On Saturday, Air India Flight 812 crashed shortly after takeoff from the Mangalore airport, killing 160 people. The problem here is more than just one crash, but rather a systemic failure of Air India as an organization to sustain a professional business operation in the airline industry:

Air India, a former monopoly with an aging fleet and a poor on-time record, has struggled in recent years to compete with lower-cost private airlines as the industry has been deregulated. Air India Express, its low-cost arm, is part of its effort to respond to a changing competitive landscape as it struggles under a $3.3-billion debt load.

In October, the airline hit the headlines after pilots and a flight crew got into a fistfight in front of startled passengers.

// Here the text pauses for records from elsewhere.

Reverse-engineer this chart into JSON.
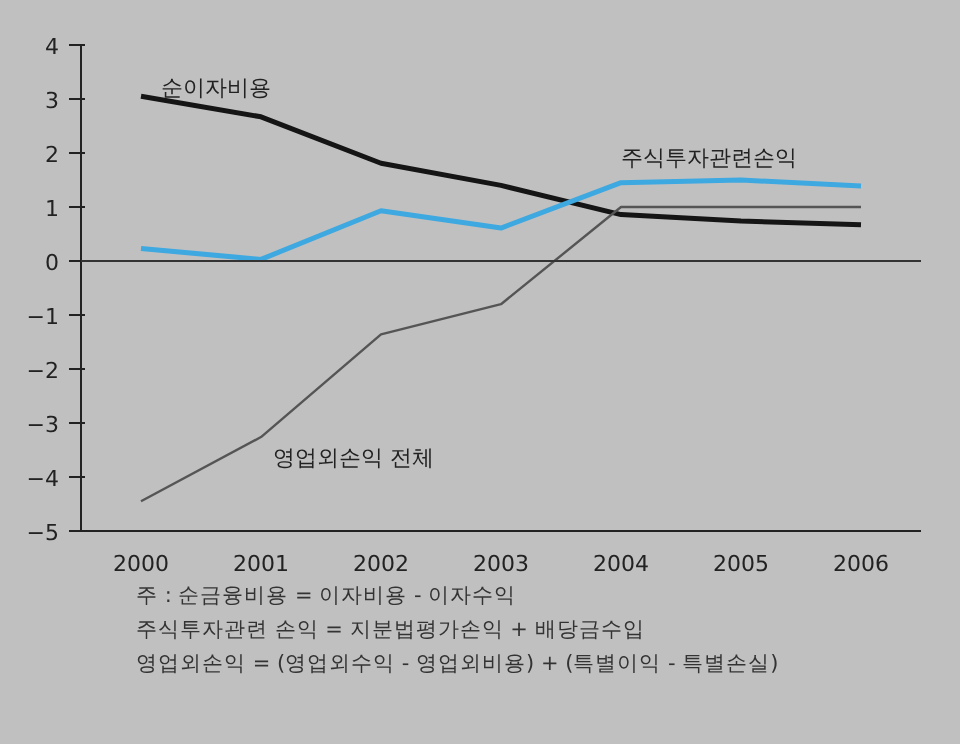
{
  "chart_data": {
    "type": "line",
    "categories": [
      "2000",
      "2001",
      "2002",
      "2003",
      "2004",
      "2005",
      "2006"
    ],
    "series": [
      {
        "name": "순이자비용",
        "color": "#151515",
        "values": [
          3.05,
          2.67,
          1.81,
          1.4,
          0.86,
          0.74,
          0.67
        ]
      },
      {
        "name": "주식투자관련손익",
        "color": "#3ea8e0",
        "values": [
          0.23,
          0.03,
          0.93,
          0.61,
          1.45,
          1.5,
          1.39
        ]
      },
      {
        "name": "영업외손익 전체",
        "color": "#555555",
        "values": [
          -4.45,
          -3.26,
          -1.36,
          -0.8,
          1.0,
          1.0,
          1.0
        ]
      }
    ],
    "ylim": [
      -5,
      4
    ],
    "yticks": [
      -5,
      -4,
      -3,
      -2,
      -1,
      0,
      1,
      2,
      3,
      4
    ],
    "grid": false,
    "marker": "none",
    "line_style": "solid",
    "ref_lines": [
      {
        "axis": "y",
        "value": 0,
        "color": "#333333"
      }
    ],
    "annotations": [
      "주 : 순금융비용 = 이자비용 - 이자수익",
      "주식투자관련 손익 = 지분법평가손익 + 배당금수입",
      "영업외손익 = (영업외수익 - 영업외비용) + (특별이익 - 특별손실)"
    ]
  }
}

The state-owned airline has had several mishaps over the years. Safety expert Mohan Ranganathan, a former Air India pilot, said recently that India badly needs an independent regulator and safety board.

In June 2008, Air India Flight IC-162 from Dubai, United Arab Emirates, overshot the Mumbai airport by 45 miles after its pilots fell asleep. They were jolted awake when air traffic controllers caused a loud buzzer to go off in the cockpit.

Flights from Dubai to other parts of India tend to be crowded with Indians returning from manual labor and service jobs in the Middle East, as well as with high-tech professionals and traders.

In essence, Air India exemplifies every bad stereotype about Indian corruption and incompetence. Having flown out of Mumbai in the past year, I can attest to the utter lack of professionalism and attention by the Indian airline industry.

I completely agree with Manish at Ultrabrown: Air India needs to die:

The best thing that could happen to Air India, a flag carrier treated as both sinecure and dumping ground by countless babus, is to get blacklisted internationally as an unsafe carrier. Because being banned from leaving the country might be the kick in the ass they need.

Air India needs to be taken private like Tata’s original airline. It needs to shed reams of unproductive employees and rebuild its training procedures from ground up. India as a whole needs an effective, independent aviation regulator.

Air India has a fatal accident-per-million-flights rate 12x higher than most U.S. airlines (list of incidents).

I will not fly Air India nor permit my family to fly it, ever again.